TORONTO — Ontario's integrity commissioner is being asked to investigate whether Premier Doug Ford's plan to open parts of the protected Greenbelt for development broke any ethics rules.

Green Party Leader Mike Schreiner has filed the complaint and says Ontarians deserve transparency about the decision because it has the appearance of harming the environment for the benefit of private developers.

"This doesn't pass the smell test, that land speculators are purchasing land in the Greenbelt that is supposedly permanently protected," Schreiner said Tuesday.

Municipal Affairs and Housing Minister Steve Clark announced earlier this month that he is proposing to remove 7,400 acres from 15 different areas of the Greenbelt, while adding 9,400 acres elsewhere so that 50,000 homes can be built.

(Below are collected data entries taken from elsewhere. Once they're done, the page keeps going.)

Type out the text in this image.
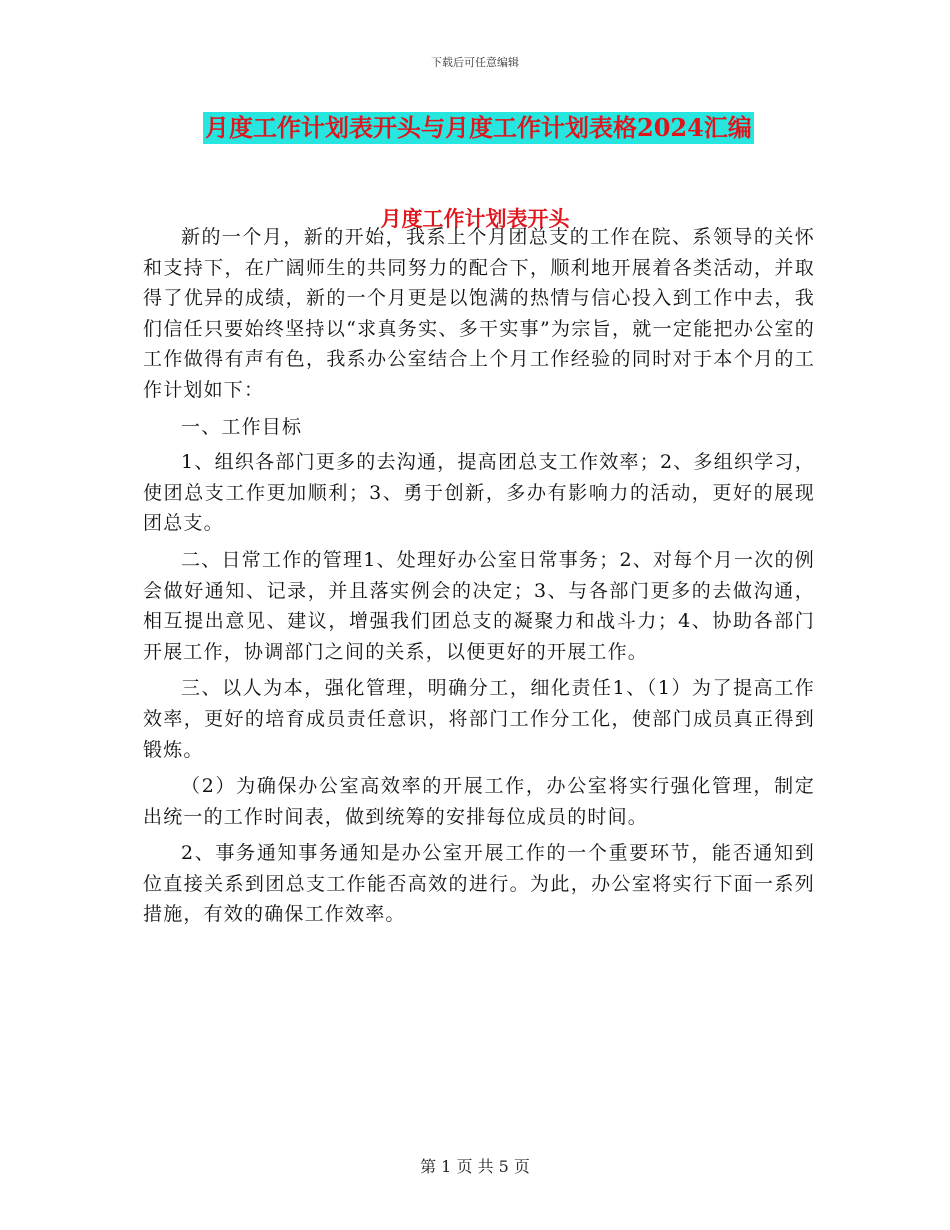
下载后可任意编辑
月度工作计划表开头与月度工作计划表格2024汇编
月度工作计划表开头

新的一个月，新的开始，我系上个月团总支的工作在院、系领导的关怀和支持下，在广阔师生的共同努力的配合下，顺利地开展着各类活动，并取得了优异的成绩，新的一个月更是以饱满的热情与信心投入到工作中去，我们信任只要始终坚持以“求真务实、多干实事”为宗旨，就一定能把办公室的工作做得有声有色，我系办公室结合上个月工作经验的同时对于本个月的工作计划如下：

一、工作目标

1、组织各部门更多的去沟通，提高团总支工作效率；2、多组织学习，使团总支工作更加顺利；3、勇于创新，多办有影响力的活动，更好的展现团总支。

二、日常工作的管理1、处理好办公室日常事务；2、对每个月一次的例会做好通知、记录，并且落实例会的决定；3、与各部门更多的去做沟通，相互提出意见、建议，增强我们团总支的凝聚力和战斗力；4、协助各部门开展工作，协调部门之间的关系，以便更好的开展工作。

三、以人为本，强化管理，明确分工，细化责任1、（1）为了提高工作效率，更好的培育成员责任意识，将部门工作分工化，使部门成员真正得到锻炼。

（2）为确保办公室高效率的开展工作，办公室将实行强化管理，制定出统一的工作时间表，做到统筹的安排每位成员的时间。

2、事务通知事务通知是办公室开展工作的一个重要环节，能否通知到位直接关系到团总支工作能否高效的进行。为此，办公室将实行下面一系列措施，有效的确保工作效率。

第 1 页 共 5 页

That's despite previous promises from Ford and Clark that they wouldn't touch the Greenbelt.

Media reports have suggested that some prominent developers who areProgressive Conservative donors stand to benefit from the move. Some bought that land in the past few years despite Ford and Clark's public pronouncements it wouldn't be developed, with one purchase happening as recently as September, investigations by the CBC, The Globe and Mail, the Toronto Star and the Narwhal have found.

Clark was asked multiple times Tuesday, including in question period, whether he tipped off any developers that parcels of Greenbelt land would soon become much more valuable. When asked for a yes or no response, he refused to deny the allegation.

"Listen, I'm the housing minister, I meet with people who want to build housing, whether they're a Habitat for Humanity, whether they're Ontario Aboriginal Housing Services, whether they're a private home builder that builds one home a year or 1,000 homes," he said.

"That's what I do. I meet with people who want to realize the dream of home ownership for Ontarians."

Clark said he followed the rules for posting his Greenbelt proposal to the environmental registry for a public comment period. Those public comments are due by Dec. 4.

A spokesperson for the Office of the Integrity Commissioner said Schreiner's complaint was received and the matter is under review.

NDP housing critic Jessica Bell, who questioned Clark in the legislature Tuesday, said his responses sound "fishy."

"I asked the minister very clearly, three times, if they talked to developers in advance and gave them a head's up before they opened up land for development, Greenbelt land that Ontarians hold dear," she said after question period.

"The minister failed to answer the question. Ontarians want to know why."

The NDP has also asked the auditor general to investigate.

Ontario created the Greenbelt in 2005 to protect agricultural and environmentally sensitive lands in the Greater Golden Horseshoe area from development.